Sunday, October 24, 2010

Quer me f***, me beija!


Aloisio Santos ___________________

A frase “Esta é uma obra de ficção e quaisquer fatos e nomes, são mera coincidência”, colocada logo no começo de “Tropa de Elite 2”, serve para mostrar única e exclusivamente aos cariocas que, independente da nossa ciência, os bois foram nomeados. Alguns de forma explícita, em participações especiais e pontas. Mas isso é café pequeno para o mal que o Rio vem enfrentando nos últimos 30 anos e com grande crescimento, na virada deste milênio. Talvez essa seja a grande sacada de um cinema nacional que parece ter aprendido enfim, como se faz bom cinema. Não precisa mais ser macunaimesco para dizer que é nacional. Isso todo mundo sabe e não aprova nem um pouco. Só precisa de um ótimo roteiro, produção esmerada, bons atores e que saibam enxergar a boa mão do diretor. O resto flui redondo.

Isso significa que o dinheiro empregado pelos inúmeros patrocinadores que enchem a tela nos cinco minutos iniciais e deixando a platéia irritada (uma das manias que o cinema nacional precisa abolir imediatamente) foi bem utilizado. Mas o engraçado é ver como esta continuação, que toca na questão política da violência carioca, teve um grande suporte do governo estadual e municipal. No mínimo, irônico. Quem não vive no Rio e acompanha os acontecimentos apenas pelos jornais sabe que fatos, que vão desde o massacre que culminou com a morte de chefões do tráfico em Bangu, em 2001 até a recente troca de comandos da área de segurança, passando pela CPI das milícias, vai ver este filme com outros olhos. Como uma pequena extensão da insatisfação da impunidade nacional reinante. Todos nós cariocas sabemos os nomes e acontecimentos, mas todos eles se safaram em nome da “proteção aos inocentes”. Fazer o quê?

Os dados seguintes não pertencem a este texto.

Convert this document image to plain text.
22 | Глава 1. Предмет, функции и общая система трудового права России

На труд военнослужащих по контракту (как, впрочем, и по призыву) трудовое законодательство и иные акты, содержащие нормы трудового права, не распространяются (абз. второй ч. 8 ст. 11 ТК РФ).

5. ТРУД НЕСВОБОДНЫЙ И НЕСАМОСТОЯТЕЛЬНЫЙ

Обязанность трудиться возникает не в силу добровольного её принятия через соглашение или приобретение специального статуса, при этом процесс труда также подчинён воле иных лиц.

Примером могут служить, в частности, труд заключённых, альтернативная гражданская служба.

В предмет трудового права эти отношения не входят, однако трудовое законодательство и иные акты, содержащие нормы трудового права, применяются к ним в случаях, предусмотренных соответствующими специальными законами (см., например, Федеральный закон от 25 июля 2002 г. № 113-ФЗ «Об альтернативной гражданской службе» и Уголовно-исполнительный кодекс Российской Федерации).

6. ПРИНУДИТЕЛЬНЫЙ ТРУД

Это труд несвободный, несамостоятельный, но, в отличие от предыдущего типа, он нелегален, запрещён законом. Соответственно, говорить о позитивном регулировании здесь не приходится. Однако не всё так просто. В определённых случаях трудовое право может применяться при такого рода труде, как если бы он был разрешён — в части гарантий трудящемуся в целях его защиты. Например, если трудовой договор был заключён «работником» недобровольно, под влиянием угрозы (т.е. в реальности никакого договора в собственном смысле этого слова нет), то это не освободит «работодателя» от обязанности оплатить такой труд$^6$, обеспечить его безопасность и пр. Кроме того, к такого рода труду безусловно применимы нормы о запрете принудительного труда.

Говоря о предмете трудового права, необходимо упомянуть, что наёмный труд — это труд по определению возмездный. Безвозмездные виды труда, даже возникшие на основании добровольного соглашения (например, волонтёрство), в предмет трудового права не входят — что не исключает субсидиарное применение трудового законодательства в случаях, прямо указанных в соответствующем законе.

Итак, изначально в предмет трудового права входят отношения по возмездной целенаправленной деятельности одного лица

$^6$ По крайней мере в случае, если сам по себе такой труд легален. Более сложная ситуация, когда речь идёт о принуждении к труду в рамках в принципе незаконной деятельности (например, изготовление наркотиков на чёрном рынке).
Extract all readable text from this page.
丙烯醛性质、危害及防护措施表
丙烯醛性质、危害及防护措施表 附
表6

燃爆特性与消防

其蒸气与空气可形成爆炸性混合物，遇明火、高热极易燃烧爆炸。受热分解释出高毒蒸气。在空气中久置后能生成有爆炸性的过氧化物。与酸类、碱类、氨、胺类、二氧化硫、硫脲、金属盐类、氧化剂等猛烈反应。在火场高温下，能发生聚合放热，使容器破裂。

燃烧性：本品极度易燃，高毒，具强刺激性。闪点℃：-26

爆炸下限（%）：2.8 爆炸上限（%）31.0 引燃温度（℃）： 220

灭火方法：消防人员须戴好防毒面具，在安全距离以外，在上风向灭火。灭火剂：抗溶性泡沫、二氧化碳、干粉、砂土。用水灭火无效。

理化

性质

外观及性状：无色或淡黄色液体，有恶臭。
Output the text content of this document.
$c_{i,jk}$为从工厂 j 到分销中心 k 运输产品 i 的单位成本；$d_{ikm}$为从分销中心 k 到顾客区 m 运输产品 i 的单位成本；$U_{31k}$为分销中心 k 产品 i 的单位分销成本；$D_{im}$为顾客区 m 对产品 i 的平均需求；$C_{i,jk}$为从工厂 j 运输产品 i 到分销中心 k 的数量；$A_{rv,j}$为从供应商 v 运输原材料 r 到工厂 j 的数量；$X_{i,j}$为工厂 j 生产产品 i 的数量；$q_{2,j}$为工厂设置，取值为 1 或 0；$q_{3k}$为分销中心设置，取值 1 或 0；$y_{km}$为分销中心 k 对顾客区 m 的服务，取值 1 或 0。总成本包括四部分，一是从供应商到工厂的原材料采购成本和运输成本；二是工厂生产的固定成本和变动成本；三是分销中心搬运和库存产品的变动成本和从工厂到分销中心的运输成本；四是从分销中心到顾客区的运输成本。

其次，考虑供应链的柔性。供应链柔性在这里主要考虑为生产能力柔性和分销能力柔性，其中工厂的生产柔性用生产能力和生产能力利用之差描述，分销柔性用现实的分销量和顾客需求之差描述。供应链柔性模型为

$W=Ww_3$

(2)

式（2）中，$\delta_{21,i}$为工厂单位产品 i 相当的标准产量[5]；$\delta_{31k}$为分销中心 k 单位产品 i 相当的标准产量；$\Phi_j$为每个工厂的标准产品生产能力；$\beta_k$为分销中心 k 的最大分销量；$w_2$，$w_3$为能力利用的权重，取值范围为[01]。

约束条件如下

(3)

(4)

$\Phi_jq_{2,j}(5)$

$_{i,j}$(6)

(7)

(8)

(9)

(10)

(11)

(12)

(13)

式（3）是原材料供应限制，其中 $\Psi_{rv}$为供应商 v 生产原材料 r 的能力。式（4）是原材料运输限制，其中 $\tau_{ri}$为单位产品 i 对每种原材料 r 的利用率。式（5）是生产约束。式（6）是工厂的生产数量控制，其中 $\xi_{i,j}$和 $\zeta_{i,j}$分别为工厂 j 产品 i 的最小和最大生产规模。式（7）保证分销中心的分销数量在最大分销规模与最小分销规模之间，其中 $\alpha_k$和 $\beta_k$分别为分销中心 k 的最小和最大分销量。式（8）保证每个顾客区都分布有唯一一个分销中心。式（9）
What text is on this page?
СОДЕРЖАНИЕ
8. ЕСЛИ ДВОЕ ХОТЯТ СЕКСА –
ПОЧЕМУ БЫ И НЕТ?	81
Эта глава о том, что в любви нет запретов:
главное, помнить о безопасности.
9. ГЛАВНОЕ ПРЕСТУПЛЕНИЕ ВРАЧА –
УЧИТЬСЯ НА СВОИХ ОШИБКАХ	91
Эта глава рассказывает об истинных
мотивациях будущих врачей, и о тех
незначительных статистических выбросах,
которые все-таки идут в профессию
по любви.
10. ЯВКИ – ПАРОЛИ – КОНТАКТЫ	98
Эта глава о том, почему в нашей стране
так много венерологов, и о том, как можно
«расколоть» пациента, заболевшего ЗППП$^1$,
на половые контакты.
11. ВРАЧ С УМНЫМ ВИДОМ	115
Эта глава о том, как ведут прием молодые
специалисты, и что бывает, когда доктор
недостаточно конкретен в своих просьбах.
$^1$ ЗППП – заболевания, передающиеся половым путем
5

Não há o que questionar. A tal “vontade política” por qual todos apelam, tem vontade própria. E mais: ela tem fome, muita fome. Está na cabeça dos apresentadores de programas sensacionalistas, no marketing político, nos alpinistas políticos e que só fazem lutar mais quatro anos e pior, no cidadão que bem que gostaria de ter uma bolsa-família-com-quentinha-e-se-puder-um-pouco-de-arte-desde-que-seja-pela-tv-a-cabo a mais para continuar a morar em suas comunidades e ter motivos para reclamar. Desde que ele receba o seu quinhão todo quinto dia útil do mês. Isso tudo está lá. Mas cabe a pergunta: se todos nós sabemos o que acontece, porque será que dói mais quando alguém vem nos dizer isso de uma forma tão contundente? O diretor José Padilha apenas nos deixa mais perguntas na cabeça, pois um povo que não aprende com os próprios erros, deixa a minoria pensante sempre com a conta para pagar.

Enquanto produção, “Tropa 2” não deixa dever a nenhum filme de ação hollywoodiano. Tem os mocinhos, os bandidos, os mocinhos que viram bandidos e vice versa. Todas as implicações que vem dos altos escalões, também. Obedecendo as devidas proporções, o nosso pequeno Poderoso Chefão, por assim dizer. Vai além da didática esteticamente arrumada de “Cidade de Deus” e bem a frente da panfletagem de “Carandiru”. É cinema no sentido mais amplo, posto que não seja só diversão. Como toda arte, também vive de pulso e pulso que às vezes precisa da dor para fazer o sangue correr. Certamente, as cabeças pensantes de um Rio cada vez mais parecido com Chicago ou Medellín, sentiram o impacto. As demais vão apenas correr para o camelô mais próximo comprar a versão pirata para ver o que está bem na porta deles, todos os dias. E provavelmente rindo de tudo, pois se o nervosismo não é capaz de tirá-los do sério, sempre vão dizer que só resta rir do que chorar. Mas no final das contas, todos saem chorando.